A wider fold can easily get heavy and awkward.
So the only way a Wide Fold works is if Samsung keeps thickness and weight under control.
And that might be the real story behind why this is happening now:
Samsung’s hinge and internal packaging have improved enough that a wider device doesn’t automatically mean an uncomfortable device.
Also, Samsung has been experimenting in public.
We’ve seen concepts. We’ve seen weird form factors. We’ve seen the tri-fold idea. Not everything ships, and not everything should ship, but Samsung has clearly been collecting data on what people actually want.
And it also helps that Samsung has already tested “wider than normal” with special editions and incremental widening over the years. They didn’t wake up yesterday and discover width.
So here’s the bigger takeaway.
A 4:3 Galaxy Z Wide Fold would be Samsung admitting something important:
The best version of a book-style foldable is not a tall phone that opens into a bigger tall phone.
It’s a phone that opens into a tablet shape people already understand.
And if Apple is coming with a foldable iPhone that aims at mainstream acceptance, Samsung’s best defense is to offer a product that feels just as natural, just as polished, and ideally more mature because Samsung has been doing foldables for years.
Now, before we get carried away, a few things still need answers.
How wide is the cover display, and is it finally “normal phone” comfortable?
What’s the camera system like, and does Samsung compromise it to keep the device thin?
What’s the battery capacity, and does a bigger display mean worse endurance?
And the big one: price.
Because a “wide fold” positioned as an extra model could land at an extra-premium price, and that can limit how big of an impact it actually has.
But purely on the design signal, 4:3 is the most interesting Fold-related leak we’ve had in a while.
It’s a choice that changes the experience, not just the spec sheet.
If you want, I can do a follow-up the moment we get more concrete details on the Wide Fold’s size, cover screen dimensions, and whether that crease reduction rumor is real. So subscribe for that.

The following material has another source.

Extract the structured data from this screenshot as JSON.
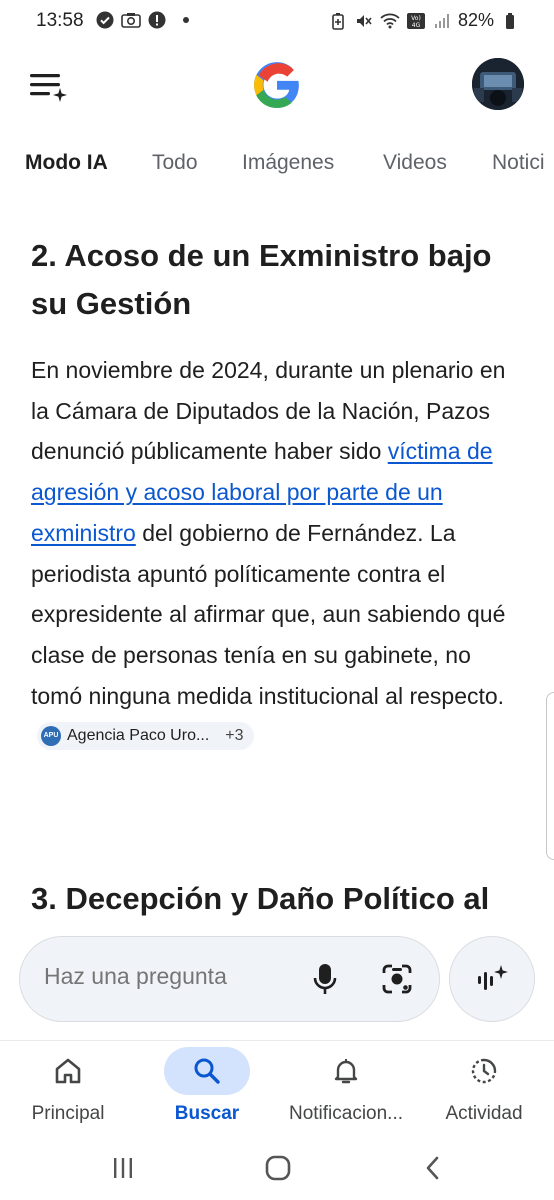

And comment “4:3” if you think this is the ratio foldables should’ve had from the start, or “square” if you prefer Samsung’s current approach.
The Wide Fold leak isn’t just a random firmware find. It’s a glimpse at Samsung’s strategy: widen the canvas, polish the hardware, and make the foldable feel more like a tablet people already know how to use.
If Apple is preparing a foldable iPhone, Samsung doesn’t want to compete with yesterday’s Fold. It wants to compete with the form factor that wins the next wave.